How A Beauty Company Built An AI Agent — With Rachel Williamson and Josh Siebert

TL;DR

  • Ulta used AI because HR search was broken, not because it wanted an AI project: Rachel Williamson said associates were forced into "Lewis and Clark level expeditions" across fragmented intranet content, often ending in calls, emails, or lunch-break lines outside HR.

  • The first wins were low-risk HR tasks, not emotionally loaded cases: Ulta automated things like address changes, preferred name updates, W-2 status, and PTO-related questions, while keeping humans involved for issues like harassment or associate concerns.

  • Personalization was essential because a handbook could not handle the complexity: Williamson explained that employment rules vary by state, county, and city, so ServiceNow could tailor answers based on where an employee works instead of serving one static policy to everyone.

  • This was framed as capacity relief for a stretched team, not headcount replacement: With more than 65,000 associates and budget limits preventing more hiring, the goal was to "multiply Rachel's team" and let HR spend time on higher-value conversations instead of repetitive admin work.

  • The hardest part was classic enterprise plumbing: Josh Siebert said integrations with third-party systems were tougher than expected, while noting AI should help with upcoming migrations like moving Ulta's legacy intranet content into ServiceNow.
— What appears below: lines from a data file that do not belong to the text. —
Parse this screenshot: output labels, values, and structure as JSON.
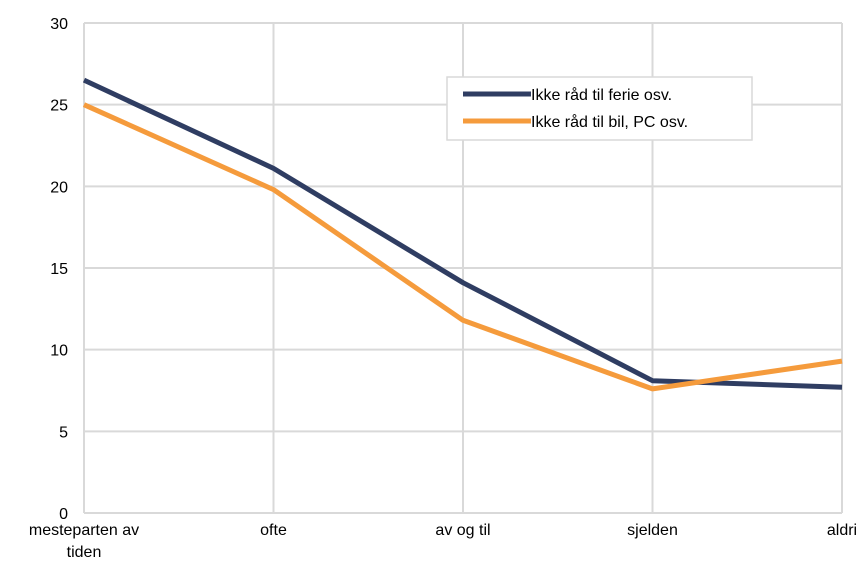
{
  "chart_data": {
    "type": "line",
    "categories": [
      "mesteparten av tiden",
      "ofte",
      "av og til",
      "sjelden",
      "aldri"
    ],
    "series": [
      {
        "name": "Ikke råd til ferie osv.",
        "color": "#2f3d62",
        "values": [
          26.5,
          21.1,
          14.1,
          8.1,
          7.7
        ]
      },
      {
        "name": "Ikke råd til bil, PC osv.",
        "color": "#f59b3c",
        "values": [
          25.0,
          19.8,
          11.8,
          7.6,
          9.3
        ]
      }
    ],
    "ylim": [
      0,
      30
    ],
    "yticks": [
      0,
      5,
      10,
      15,
      20,
      25,
      30
    ],
    "grid": true,
    "legend": "upper right"
  }
}
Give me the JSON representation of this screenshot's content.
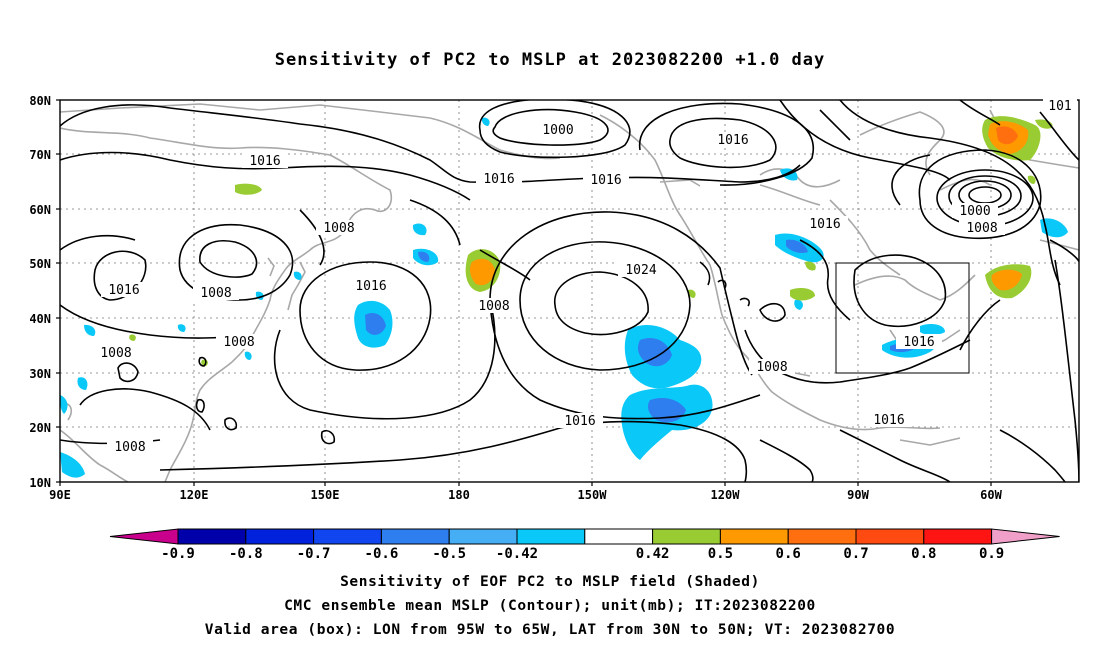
{
  "title": "Sensitivity of PC2 to MSLP at 2023082200 +1.0 day",
  "axes": {
    "lat_ticks": [
      "80N",
      "70N",
      "60N",
      "50N",
      "40N",
      "30N",
      "20N",
      "10N"
    ],
    "lon_ticks": [
      "90E",
      "120E",
      "150E",
      "180",
      "150W",
      "120W",
      "90W",
      "60W"
    ],
    "grid": "dotted"
  },
  "colorbar": {
    "labels": [
      "-0.9",
      "-0.8",
      "-0.7",
      "-0.6",
      "-0.5",
      "-0.42",
      "0.42",
      "0.5",
      "0.6",
      "0.7",
      "0.8",
      "0.9"
    ],
    "colors": [
      "#c8008c",
      "#0000aa",
      "#0022dd",
      "#1145f0",
      "#2f7ef0",
      "#45aef5",
      "#0ac8f8",
      "#ffffff",
      "#99cc33",
      "#ff9900",
      "#ff6f0f",
      "#ff4a12",
      "#ff1414",
      "#f0a0c8"
    ]
  },
  "contour_labels": [
    "1000",
    "1016",
    "1016",
    "1016",
    "1008",
    "1016",
    "1008",
    "1016",
    "1008",
    "1008",
    "1024",
    "1016",
    "1016",
    "1016",
    "1000",
    "1008",
    "1008",
    "1016",
    "1008",
    "1008",
    "1016",
    "101"
  ],
  "captions": [
    "Sensitivity of EOF PC2 to MSLP field (Shaded)",
    "CMC ensemble mean MSLP (Contour); unit(mb); IT:2023082200",
    "Valid area (box): LON from 95W to 65W, LAT from 30N to 50N; VT: 2023082700"
  ]
}
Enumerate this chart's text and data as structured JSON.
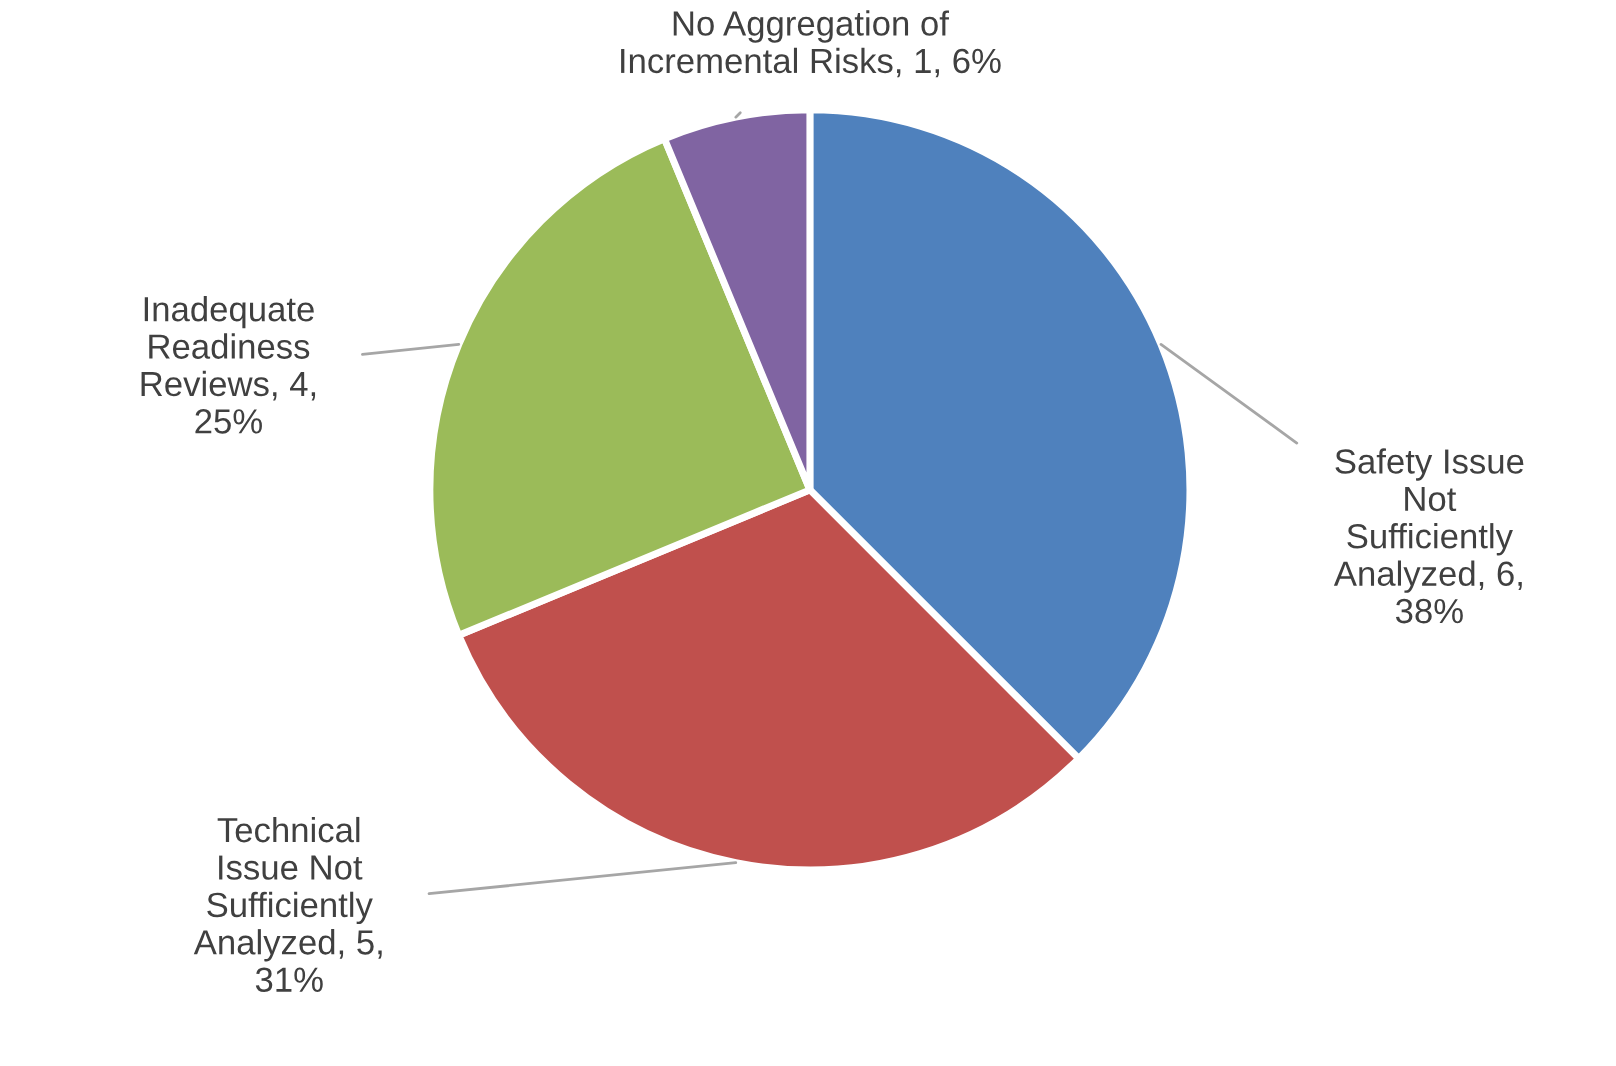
{
  "chart_data": {
    "type": "pie",
    "categories": [
      "Safety Issue\nNot\nSufficiently\nAnalyzed",
      "Technical\nIssue Not\nSufficiently\nAnalyzed",
      "Inadequate\nReadiness\nReviews",
      "No Aggregation of\nIncremental Risks"
    ],
    "values": [
      6,
      5,
      4,
      1
    ],
    "value_labels": [
      "6,\n38%",
      "5,\n31%",
      "4,\n25%",
      "1, 6%"
    ],
    "colors": [
      "#4f81bd",
      "#c0504d",
      "#9bbb59",
      "#8064a2"
    ],
    "legend": false
  }
}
  • Tone and change management mattered as much as the model: Ulta tuned Now Assist so responses felt like Ulta, launched an orange-and-pink branded HR portal, and stressed that successful rollout required clear outcomes, stakeholder buy-in, and strong change management from the start.

The Breakdown

Ulta Beauty rolled out an AI-powered HR service on April 8 for 65,000 associates after employees were going on "Lewis and Clark level expeditions" just to find basic policies and PTO answers. The point was not to turn HR into a chatbot, but to take repetitive work off overwhelmed teams so humans could focus on sensitive issues like workplace concerns.